Call for Change in Legal Education
The Association of American Law Schools, practicing attorneys and judges, law school deans and faculty, journalists and scholars continue to call for dramatic new models for the preparation of lawyers for the practice of law. But changing ingrained and longstanding approaches is a daunting proposition for even the best law schools. Our founding faculty come from those leading institutions and were attracted to the UC Irvine School of Law in large part because of our clean slate and the once-in-a-lifetime chance to rethink and transform legal education.

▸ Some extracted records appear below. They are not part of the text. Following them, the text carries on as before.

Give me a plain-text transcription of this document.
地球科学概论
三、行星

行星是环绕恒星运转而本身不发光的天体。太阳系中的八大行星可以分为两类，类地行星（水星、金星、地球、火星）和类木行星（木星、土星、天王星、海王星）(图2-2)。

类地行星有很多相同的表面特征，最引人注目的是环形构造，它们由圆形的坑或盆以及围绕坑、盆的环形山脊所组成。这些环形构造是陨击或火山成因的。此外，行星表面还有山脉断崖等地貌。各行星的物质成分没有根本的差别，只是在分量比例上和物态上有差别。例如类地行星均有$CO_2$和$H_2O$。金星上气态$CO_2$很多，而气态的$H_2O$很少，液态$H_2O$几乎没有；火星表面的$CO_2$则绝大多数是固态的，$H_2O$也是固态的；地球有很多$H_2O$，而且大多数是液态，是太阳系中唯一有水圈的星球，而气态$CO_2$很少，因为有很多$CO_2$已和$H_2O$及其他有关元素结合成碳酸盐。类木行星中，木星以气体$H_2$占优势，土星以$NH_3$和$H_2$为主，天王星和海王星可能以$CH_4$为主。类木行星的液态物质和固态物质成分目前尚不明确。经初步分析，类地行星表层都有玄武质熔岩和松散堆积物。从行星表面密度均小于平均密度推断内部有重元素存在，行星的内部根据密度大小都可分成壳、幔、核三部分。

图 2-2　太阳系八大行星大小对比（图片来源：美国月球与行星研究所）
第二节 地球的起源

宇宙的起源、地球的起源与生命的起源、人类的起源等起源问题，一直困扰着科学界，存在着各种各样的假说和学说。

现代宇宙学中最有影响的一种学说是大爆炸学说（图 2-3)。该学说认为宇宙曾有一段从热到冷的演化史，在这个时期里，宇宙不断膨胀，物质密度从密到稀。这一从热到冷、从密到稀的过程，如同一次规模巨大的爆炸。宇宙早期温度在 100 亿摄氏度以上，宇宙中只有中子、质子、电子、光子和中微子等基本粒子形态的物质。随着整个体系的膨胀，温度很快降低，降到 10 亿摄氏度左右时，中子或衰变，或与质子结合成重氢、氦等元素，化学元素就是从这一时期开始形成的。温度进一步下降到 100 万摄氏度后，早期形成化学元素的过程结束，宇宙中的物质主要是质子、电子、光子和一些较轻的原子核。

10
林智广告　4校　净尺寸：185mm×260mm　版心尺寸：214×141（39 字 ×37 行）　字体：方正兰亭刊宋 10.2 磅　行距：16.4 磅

“Most law schools give only
casual attention to teaching students how to use legal thinking in the complexity of actual law practice. Unlike other professional education, most notably medical school, legal education typically pays relatively little attention to direct training in professional practice. The result is to prolong and reinforce the habits of thinking like a student rather than an apprentice practitioner, conveying the impression that lawyers are more like competitive scholars than attorneys engaged with the problems of clients. Neither understanding of the law is exhaustive, of course, but law school’s typically unbalanced emphasis on the one perspective can create problems as the students move into practice.”
Carnegie Foundation for the Advancement of Teaching
Educating Lawyers: Preparation for the Profession © 2007
“Medical students learn the ropes
on real patients during hospital rounds. Student journalists practice by writing stories. But if learning-by-doing seems an obvious way to master a profession, one corner of higher education has largely avoided it: law schools. Critics say the country’s 200 accredited law schools are guilty of building some of academia’s tallest ivory towers, where students learn to ‘think like lawyers’ but get little preparation for what attorneys actually do. The result: a rising chorus of complaints from employers that even after three years of school (and $150,000 or more in tuition), the nation’s 50,000 annual law school graduates still need to be trained on the job.”
Associated Press, March 2008
“Most educational institutions
have to overcome decades of outmoded practices in order to innovate. In contrast, we get to start fresh and define the culture and community of the law school for the first time. This challenge alone ensures that we will attract forward-looking and adventuresome intellectual leaders to our faculty and to our student body.”